A USA Today story on the research says in part:

Laura Kubzansky, an associate professor in the Department of Society, Human Development and Health, at Harvard’s School of Public Health in Boston, says there’s a “burgeoning body of work that suggests positive psychological functioning benefits health,” and this study is significant because it “adds to the arsenal.”

“It could say to people, you should take your mood seriously,” Kubzansky says. “I think people sort of undervalue emotional life anyway. This highlights the idea that if you are going through a period where you’re consistently distressed, it’s probably worth paying attention to how you feel — it matters for both psychological and physical health.”

Recently I’ve blogged about Martin Seligman’s definition of flourishing and Deepak Chopra’s formula for happiness.

This research gives one more reason to nurture your emotional well being — that is, if you want to live longer. Maybe there’s some research to be done connecting happiness with the will to live? If you’re unhappy, maybe you take worse care of yourself because you don’t see the point in prolonging your unhappiness?

Martin Seligman, author of “Authentic Happiness,” now wants us to flourish

Martin Seligman spells out five elements of well being in his book, "Flourish: A Visionary New Understanding of Happiness and Well-Being"

Martin Seligman, a leader of the positive psychology movement and author of “Authentic Happiness,” now advocates for a view of our lives that goes deeper than whether we’re smiling.

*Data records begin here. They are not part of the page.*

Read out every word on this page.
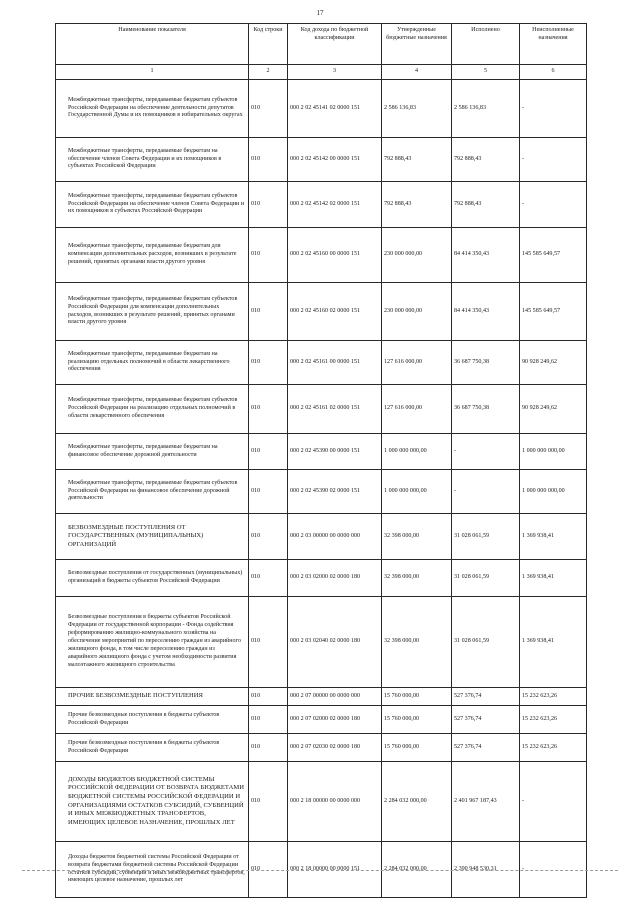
17
Наименование показателя	Код строки	Код дохода по бюджетной классификации	Утвержденные бюджетные назначения	Исполнено	Неисполненные назначения
1	2	3	4	5	6
Межбюджетные трансферты, передаваемые бюджетам субъектов Российской Федерации на обеспечение деятельности депутатов Государственной Думы и их помощников в избирательных округах	010	000 2 02 45141 02 0000 151	2 586 136,83	2 586 136,83	-
Межбюджетные трансферты, передаваемые бюджетам на обеспечение членов Совета Федерации и их помощников в субъектах Российской Федерации	010	000 2 02 45142 00 0000 151	792 888,43	792 888,43	-
Межбюджетные трансферты, передаваемые бюджетам субъектов Российской Федерации на обеспечение членов Совета Федерации и их помощников в субъектах Российской Федерации	010	000 2 02 45142 02 0000 151	792 888,43	792 888,43	-
Межбюджетные трансферты, передаваемые бюджетам для компенсации дополнительных расходов, возникших в результате решений, принятых органами власти другого уровня	010	000 2 02 45160 00 0000 151	230 000 000,00	84 414 350,43	145 585 649,57
Межбюджетные трансферты, передаваемые бюджетам субъектов Российской Федерации для компенсации дополнительных расходов, возникших в результате решений, принятых органами власти другого уровня	010	000 2 02 45160 02 0000 151	230 000 000,00	84 414 350,43	145 585 649,57
Межбюджетные трансферты, передаваемые бюджетам на реализацию отдельных полномочий в области лекарственного обеспечения	010	000 2 02 45161 00 0000 151	127 616 000,00	36 687 750,38	90 928 249,62
Межбюджетные трансферты, передаваемые бюджетам субъектов Российской Федерации на реализацию отдельных полномочий в области лекарственного обеспечения	010	000 2 02 45161 02 0000 151	127 616 000,00	36 687 750,38	90 928 249,62
Межбюджетные трансферты, передаваемые бюджетам на финансовое обеспечение дорожной деятельности	010	000 2 02 45390 00 0000 151	1 000 000 000,00	-	1 000 000 000,00
Межбюджетные трансферты, передаваемые бюджетам субъектов Российской Федерации на финансовое обеспечение дорожной деятельности	010	000 2 02 45390 02 0000 151	1 000 000 000,00	-	1 000 000 000,00
БЕЗВОЗМЕЗДНЫЕ ПОСТУПЛЕНИЯ ОТ ГОСУДАРСТВЕННЫХ (МУНИЦИПАЛЬНЫХ) ОРГАНИЗАЦИЙ	010	000 2 03 00000 00 0000 000	32 398 000,00	31 028 061,59	1 369 938,41
Безвозмездные поступления от государственных (муниципальных) организаций в бюджеты субъектов Российской Федерации	010	000 2 03 02000 02 0000 180	32 398 000,00	31 028 061,59	1 369 938,41
Безвозмездные поступления в бюджеты субъектов Российской Федерации от государственной корпорации - Фонда содействия реформированию жилищно-коммунального хозяйства на обеспечение мероприятий по переселению граждан из аварийного жилищного фонда, в том числе переселению граждан из аварийного жилищного фонда с учетом необходимости развития малоэтажного жилищного строительства	010	000 2 03 02040 02 0000 180	32 398 000,00	31 028 061,59	1 369 938,41
ПРОЧИЕ БЕЗВОЗМЕЗДНЫЕ ПОСТУПЛЕНИЯ	010	000 2 07 00000 00 0000 000	15 760 000,00	527 376,74	15 232 623,26
Прочие безвозмездные поступления в бюджеты субъектов Российской Федерации	010	000 2 07 02000 02 0000 180	15 760 000,00	527 376,74	15 232 623,26
Прочие безвозмездные поступления в бюджеты субъектов Российской Федерации	010	000 2 07 02030 02 0000 180	15 760 000,00	527 376,74	15 232 623,26
ДОХОДЫ БЮДЖЕТОВ БЮДЖЕТНОЙ СИСТЕМЫ РОССИЙСКОЙ ФЕДЕРАЦИИ ОТ ВОЗВРАТА БЮДЖЕТАМИ БЮДЖЕТНОЙ СИСТЕМЫ РОССИЙСКОЙ ФЕДЕРАЦИИ И ОРГАНИЗАЦИЯМИ ОСТАТКОВ СУБСИДИЙ, СУБВЕНЦИЙ И ИНЫХ МЕЖБЮДЖЕТНЫХ ТРАНСФЕРТОВ, ИМЕЮЩИХ ЦЕЛЕВОЕ НАЗНАЧЕНИЕ, ПРОШЛЫХ ЛЕТ	010	000 2 18 00000 00 0000 000	2 284 032 000,00	2 401 967 187,43	-
Доходы бюджетов бюджетной системы Российской Федерации от возврата бюджетами бюджетной системы Российской Федерации остатков субсидий, субвенций и иных межбюджетных трансфертов, имеющих целевое назначение, прошлых лет	010	000 2 18 00000 00 0000 151	2 284 032 000,00	2 390 948 530,31	-
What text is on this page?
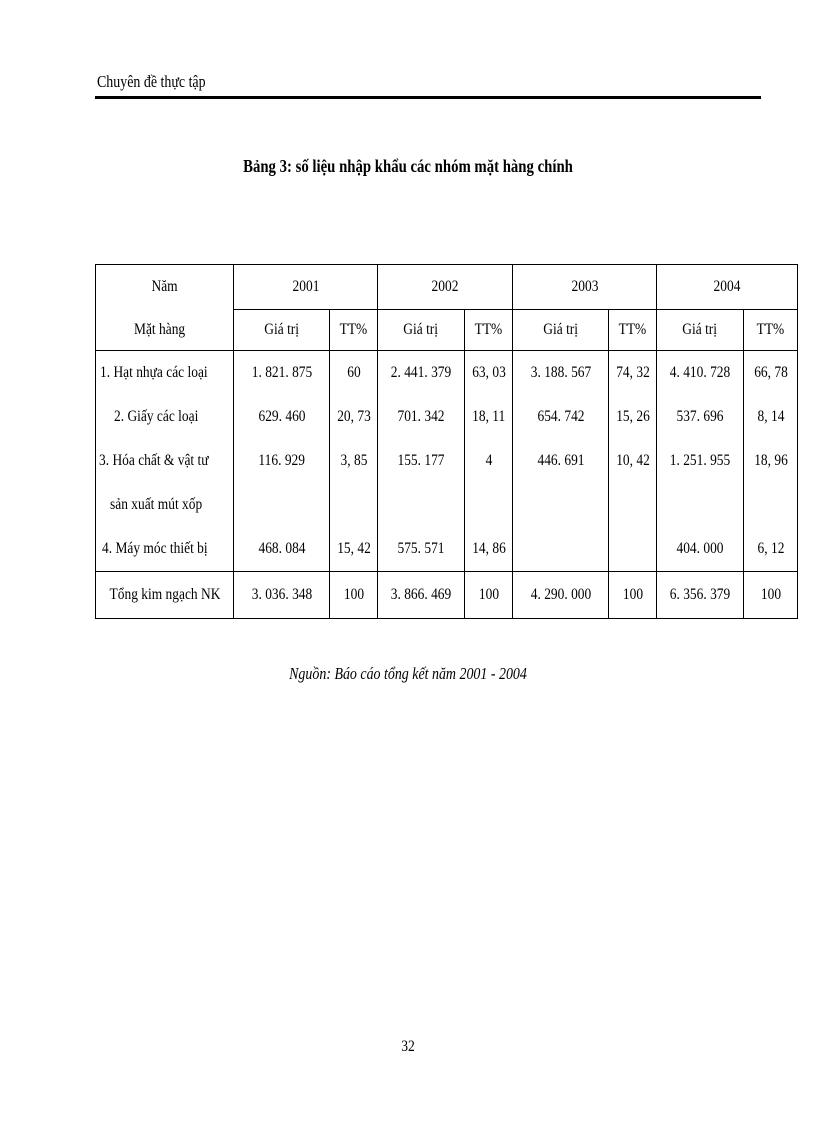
Chuyên đề thực tập
Bảng 3: số liệu nhập khẩu các nhóm mặt hàng chính
Năm	2001		2002		2003		2004	
Mặt hàng	Giá trị	TT%	Giá trị	TT%	Giá trị	TT%	Giá trị	TT%
1. Hạt nhựa các loại	1. 821. 875	60	2. 441. 379	63, 03	3. 188. 567	74, 32	4. 410. 728	66, 78
2. Giấy các loại	629. 460	20, 73	701. 342	18, 11	654. 742	15, 26	537. 696	8, 14
3. Hóa chất & vật tư	116. 929	3, 85	155. 177	4	446. 691	10, 42	1. 251. 955	18, 96
sản xuất mút xốp								
4. Máy móc thiết bị	468. 084	15, 42	575. 571	14, 86			404. 000	6, 12
Tổng kim ngạch NK	3. 036. 348	100	3. 866. 469	100	4. 290. 000	100	6. 356. 379	100
Nguồn: Báo cáo tổng kết năm 2001 - 2004
32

In an article in Whole Living magazine, Seligman spelled out his PERMA equation and suggested some ways to flourish in life:

  • Positive emotion – Seligman notably doesn’t use the work happiness here, so I think he wanted to broaden the scope of feelings covered. You can feel the warm glow of love even as you’re sobbing on a sad day, for example. Since it’s tempting to dwell on the negative rather than the positive, Seligman encourages spending time each day to reflect on good things that happened that day to foster the positive.
  • Engagement – if you’ve ever lost track of time doing something you love, some people call that being in flow. But we all have tasks we dislike, so he suggests finding a way to blend something you love with something you don’t. Listen to your favorite music while you do the dishes or invite a friend to exercise with you, for example.
  • Relationships – Seligman called our human connections “the best antidote to the downs of life and the single most reliable up.” And yet I see so many people putting their relationships last on their priority list. They’re too busy with work, the kids, the commute, errands, whatever, to make time for family and friends. I have a couple of friends who are insanely busy and yet often make time to call or email, which inspires me to feel if they can do it, I surely can.
  • Meaning – most of us need something more than simply getting a paycheck to feel inspired to get out of bed every morning. Sure, it’s great to pay the rent, but feeling that what we do matters to society, or our customers,  or to our colleagues contributes to our sense of purpose.  Parenting or volunteering seem like obvious fits for this connection to a larger meaning than our selfish needs.
  • Accomplishment – years ago, I interviewed a researcher who explained how much humans crave a sense of mastery. We like to feel good at stuff. But sometimes to get good at something, we have to spend a fair amount of time being bad at it, and if you just look at life through the lens of pursuit of happiness, that might lead to quitting anything you aren’t good at. Instead, Seligman talks about being willing to endure short-term unhappiness – dieting when you want chocolate cake, working on a home project when you’d rather go to the movies – in pursuit of the deferred gratification of accomplishment.

How does this line up with Deepak Chopra’s formula for happiness, which I blogged about recently?

Chopra says H = S + C + V.  H is for happiness. S is the “set point” of the brain, says Chopra, which is “basically attitude.” C is conditions of living, mostly referring to physical conditions. V is voluntary choices that you make.

Do you agree with these definitions of what makes us happy or makes us flourish? Which of these understandings of well being rings true for you? What are you doing to move yourself forward on any of these measures?